SAÚDE E PROVIDÊNCIA >> Albir José Inácio da Silva
Seu Pedro ficou indignado quando na rua lhe disseram que
lugar de velho era na rede ou na cadeira de balanço. Teve ganas de dizer que o
outro também ficaria velho, que a mãe do outro já era velha, e outras
imprecações que não chegou a proferir. E era melhor que mantivesse a indignação
porque acabou concordando que lugar de velho é mesmo na rede, no asilo ou no
cemitério.
Mas os transeuntes não são os únicos a se incomodar com sua
lerdeza. O governo culpa a velhice interminável pelo déficit da Previdência. Os
planos de saúde reclamam porque quem vive mais tem mais tempo para ficar
doente. Há uma lista de doenças permitidas de acordo com a categoria do
cidadão, que só conta com a providência divina para adoecer de moléstia coberta
pelo seu plano.
Seu Pedro não gosta de incomodar ninguém, e agora virou um
estorvo. Claudica pelas ruas ouvindo a respiração impaciente dos que querem
passar para seus trabalhos, sua produtividade. No ônibus, demora a subir, a
sentar e a descer, o que atrasa a viagem de todos. Já não prepara sua comida,
nem calça sozinho as meias. Há sempre alguém, que poderia estar cuidando da
própria vida, obrigado a se ocupar dele.
Há ainda os que não reclamam com palavras, fazem isso com a
cara e os gestos. Ele fica feliz com a presença da parentela, mas está cada vez
mais tímido, como se não quisesse impor sua presença, sua tosse, seu tremor.

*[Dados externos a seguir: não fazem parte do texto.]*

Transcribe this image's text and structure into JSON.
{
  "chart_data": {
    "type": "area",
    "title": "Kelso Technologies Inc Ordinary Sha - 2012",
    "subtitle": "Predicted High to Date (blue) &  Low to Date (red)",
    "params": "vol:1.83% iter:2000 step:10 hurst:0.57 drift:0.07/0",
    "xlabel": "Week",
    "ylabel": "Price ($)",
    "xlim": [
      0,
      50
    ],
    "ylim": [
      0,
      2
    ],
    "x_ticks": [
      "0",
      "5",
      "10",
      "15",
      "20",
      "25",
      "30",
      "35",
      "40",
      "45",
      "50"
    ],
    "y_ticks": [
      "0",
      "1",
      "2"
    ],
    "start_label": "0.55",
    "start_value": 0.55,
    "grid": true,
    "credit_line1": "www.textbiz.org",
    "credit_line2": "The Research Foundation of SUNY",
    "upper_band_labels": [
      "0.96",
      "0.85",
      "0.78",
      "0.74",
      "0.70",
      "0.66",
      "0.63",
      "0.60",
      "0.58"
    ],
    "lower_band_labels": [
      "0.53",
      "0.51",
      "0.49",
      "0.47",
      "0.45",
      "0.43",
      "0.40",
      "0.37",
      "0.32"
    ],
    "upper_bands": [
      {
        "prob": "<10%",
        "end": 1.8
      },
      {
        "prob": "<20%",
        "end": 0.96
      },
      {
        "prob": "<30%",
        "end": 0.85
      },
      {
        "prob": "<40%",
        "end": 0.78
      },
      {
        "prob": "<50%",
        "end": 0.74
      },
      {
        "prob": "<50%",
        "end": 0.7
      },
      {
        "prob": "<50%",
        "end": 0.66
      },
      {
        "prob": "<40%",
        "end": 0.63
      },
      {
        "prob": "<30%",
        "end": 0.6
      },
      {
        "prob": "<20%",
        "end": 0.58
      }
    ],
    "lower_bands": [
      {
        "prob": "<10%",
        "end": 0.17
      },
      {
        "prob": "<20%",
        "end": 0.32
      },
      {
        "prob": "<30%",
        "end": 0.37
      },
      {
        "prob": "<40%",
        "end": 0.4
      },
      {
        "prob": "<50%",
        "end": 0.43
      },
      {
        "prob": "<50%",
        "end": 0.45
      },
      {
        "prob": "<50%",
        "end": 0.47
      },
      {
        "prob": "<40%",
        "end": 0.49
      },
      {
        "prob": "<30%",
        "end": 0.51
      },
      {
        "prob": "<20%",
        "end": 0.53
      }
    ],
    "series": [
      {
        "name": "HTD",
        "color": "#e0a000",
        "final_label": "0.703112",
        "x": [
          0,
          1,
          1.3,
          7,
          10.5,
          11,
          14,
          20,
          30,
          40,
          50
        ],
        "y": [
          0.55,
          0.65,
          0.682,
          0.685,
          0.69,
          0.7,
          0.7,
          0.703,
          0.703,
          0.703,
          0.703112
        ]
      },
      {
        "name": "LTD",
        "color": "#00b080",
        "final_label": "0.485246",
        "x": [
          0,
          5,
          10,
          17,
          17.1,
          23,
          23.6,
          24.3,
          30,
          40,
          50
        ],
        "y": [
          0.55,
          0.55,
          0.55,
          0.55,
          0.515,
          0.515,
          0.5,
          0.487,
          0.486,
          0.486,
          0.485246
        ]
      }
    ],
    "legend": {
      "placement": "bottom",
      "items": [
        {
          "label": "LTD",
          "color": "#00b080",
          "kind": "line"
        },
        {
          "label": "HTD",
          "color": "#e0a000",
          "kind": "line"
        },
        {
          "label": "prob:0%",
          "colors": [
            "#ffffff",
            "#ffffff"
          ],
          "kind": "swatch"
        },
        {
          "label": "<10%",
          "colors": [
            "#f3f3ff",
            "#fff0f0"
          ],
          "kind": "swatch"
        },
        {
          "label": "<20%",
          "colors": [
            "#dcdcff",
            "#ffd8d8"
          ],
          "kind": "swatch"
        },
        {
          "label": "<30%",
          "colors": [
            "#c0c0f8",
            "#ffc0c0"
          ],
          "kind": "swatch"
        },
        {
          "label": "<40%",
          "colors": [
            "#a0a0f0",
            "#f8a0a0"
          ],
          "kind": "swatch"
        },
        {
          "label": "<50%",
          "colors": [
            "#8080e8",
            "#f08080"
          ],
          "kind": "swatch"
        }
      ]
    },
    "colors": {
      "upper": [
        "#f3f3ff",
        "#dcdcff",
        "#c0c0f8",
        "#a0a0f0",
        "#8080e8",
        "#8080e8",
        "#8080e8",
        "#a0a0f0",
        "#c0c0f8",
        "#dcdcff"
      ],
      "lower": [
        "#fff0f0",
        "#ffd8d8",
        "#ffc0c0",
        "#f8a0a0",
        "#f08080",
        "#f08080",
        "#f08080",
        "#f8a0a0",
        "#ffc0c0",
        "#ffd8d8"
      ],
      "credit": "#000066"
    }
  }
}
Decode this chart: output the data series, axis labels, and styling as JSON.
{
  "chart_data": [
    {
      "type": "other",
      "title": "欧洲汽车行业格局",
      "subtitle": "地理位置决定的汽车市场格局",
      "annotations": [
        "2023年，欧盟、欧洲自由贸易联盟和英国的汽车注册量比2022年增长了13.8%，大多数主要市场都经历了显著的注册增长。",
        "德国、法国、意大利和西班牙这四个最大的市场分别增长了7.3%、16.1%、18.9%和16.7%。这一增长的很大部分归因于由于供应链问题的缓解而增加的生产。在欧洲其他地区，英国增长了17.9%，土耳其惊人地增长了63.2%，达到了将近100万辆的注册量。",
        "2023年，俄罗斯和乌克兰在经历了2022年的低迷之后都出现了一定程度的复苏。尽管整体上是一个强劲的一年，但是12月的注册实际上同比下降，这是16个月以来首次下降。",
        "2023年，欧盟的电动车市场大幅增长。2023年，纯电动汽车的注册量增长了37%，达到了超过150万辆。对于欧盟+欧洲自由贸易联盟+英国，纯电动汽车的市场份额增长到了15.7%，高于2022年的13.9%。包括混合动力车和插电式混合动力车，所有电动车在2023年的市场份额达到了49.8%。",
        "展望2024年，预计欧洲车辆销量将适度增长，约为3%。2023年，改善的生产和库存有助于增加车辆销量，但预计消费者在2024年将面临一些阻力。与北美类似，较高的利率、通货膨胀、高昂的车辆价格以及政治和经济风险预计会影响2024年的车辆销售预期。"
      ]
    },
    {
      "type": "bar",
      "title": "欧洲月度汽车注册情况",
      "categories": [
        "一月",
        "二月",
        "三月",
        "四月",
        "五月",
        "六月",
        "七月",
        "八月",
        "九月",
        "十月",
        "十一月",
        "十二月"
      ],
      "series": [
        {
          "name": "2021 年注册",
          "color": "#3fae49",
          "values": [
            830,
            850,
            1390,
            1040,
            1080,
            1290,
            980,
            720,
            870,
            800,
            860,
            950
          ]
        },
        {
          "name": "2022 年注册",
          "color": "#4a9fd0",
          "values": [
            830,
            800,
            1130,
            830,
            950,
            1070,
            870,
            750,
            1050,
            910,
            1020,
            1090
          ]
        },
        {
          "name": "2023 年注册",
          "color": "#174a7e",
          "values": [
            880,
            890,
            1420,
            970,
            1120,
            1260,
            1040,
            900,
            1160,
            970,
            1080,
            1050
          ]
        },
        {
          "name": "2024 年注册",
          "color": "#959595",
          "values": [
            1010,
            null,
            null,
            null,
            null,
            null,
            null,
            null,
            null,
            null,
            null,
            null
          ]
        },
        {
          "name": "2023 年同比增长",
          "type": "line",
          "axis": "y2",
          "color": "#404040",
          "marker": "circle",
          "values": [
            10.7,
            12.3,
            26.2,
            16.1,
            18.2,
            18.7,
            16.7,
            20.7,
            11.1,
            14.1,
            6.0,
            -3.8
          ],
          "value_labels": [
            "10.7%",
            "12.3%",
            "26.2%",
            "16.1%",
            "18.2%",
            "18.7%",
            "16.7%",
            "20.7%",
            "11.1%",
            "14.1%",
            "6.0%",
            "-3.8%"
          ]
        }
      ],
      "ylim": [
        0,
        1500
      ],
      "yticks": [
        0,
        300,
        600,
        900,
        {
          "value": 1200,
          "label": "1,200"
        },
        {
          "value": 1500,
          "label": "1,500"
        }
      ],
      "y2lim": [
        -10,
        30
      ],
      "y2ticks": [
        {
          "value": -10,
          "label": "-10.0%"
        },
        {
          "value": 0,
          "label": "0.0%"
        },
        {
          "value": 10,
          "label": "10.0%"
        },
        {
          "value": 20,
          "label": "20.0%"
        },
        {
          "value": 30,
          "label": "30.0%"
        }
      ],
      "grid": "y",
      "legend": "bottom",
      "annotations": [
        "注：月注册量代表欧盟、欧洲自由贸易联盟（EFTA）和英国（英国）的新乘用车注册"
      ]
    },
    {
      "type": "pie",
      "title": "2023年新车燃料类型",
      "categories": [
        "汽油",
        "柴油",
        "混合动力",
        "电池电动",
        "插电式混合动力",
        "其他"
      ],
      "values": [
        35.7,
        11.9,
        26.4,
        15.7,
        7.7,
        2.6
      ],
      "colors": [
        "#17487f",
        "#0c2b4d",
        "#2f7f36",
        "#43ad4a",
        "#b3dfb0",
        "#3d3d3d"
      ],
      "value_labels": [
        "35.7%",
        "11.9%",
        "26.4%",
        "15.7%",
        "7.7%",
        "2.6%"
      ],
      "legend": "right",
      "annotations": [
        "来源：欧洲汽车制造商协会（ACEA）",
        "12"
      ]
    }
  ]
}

Claro que existe sempre a alternativa do asilo. Mas lá não gostam de velho,
gostam de dinheiro. E os parentes também não gostam de lá, nunca aparecem.
Seu Pedro caminha como se pedisse desculpas por essa velhice
tão demorada. Não pretendia ficar tanto tempo aqui. Não é sua culpa. É que
sempre trabalhou muito porque era bonito ser trabalhador. Sempre comeu pouco
porque era feio ser guloso. Nunca foi de noitadas porque foi assim que lhe
ensinaram. Agora dizem que não é certo viver muito. De que adiantou tanto
juízo?
Já ouviu que em alguns lugares os velhos valem porque são
velhos, pelo que sabem e pelo que já fizeram. Recebem homenagens e são
paparicados pelos mais jovens, que ficam honrados em cuidar deles. Mas não
aqui. Ele já não trabalha, é um peso morto para a sociedade que lhe paga a
aposentadoria, e para a família, porque os remédios consomem boa parte dos seus
recursos.
Ainda bem que Seu Pedro acredita no Paraíso, para onde acha
que vai em breve. Lá não vai atravancar a passagem de ninguém. Lá não vai
incomodar parentes com os seus achaques. Os médicos serão muitos e de graça. E
também os remédios que, aliás, nem vai precisar.
Mas o melhor é que todos serão velhos. Não com oitenta,
noventa, mas com centenas, milhares de anos. E lá os velhos nunca são
maltratados. Afinal, o mais velho de todos é o chefe.
Obs: Este texto integra o Programa Crônica de um Ontem
e foi publicado originalmente em 27 de fevereiro de 2012.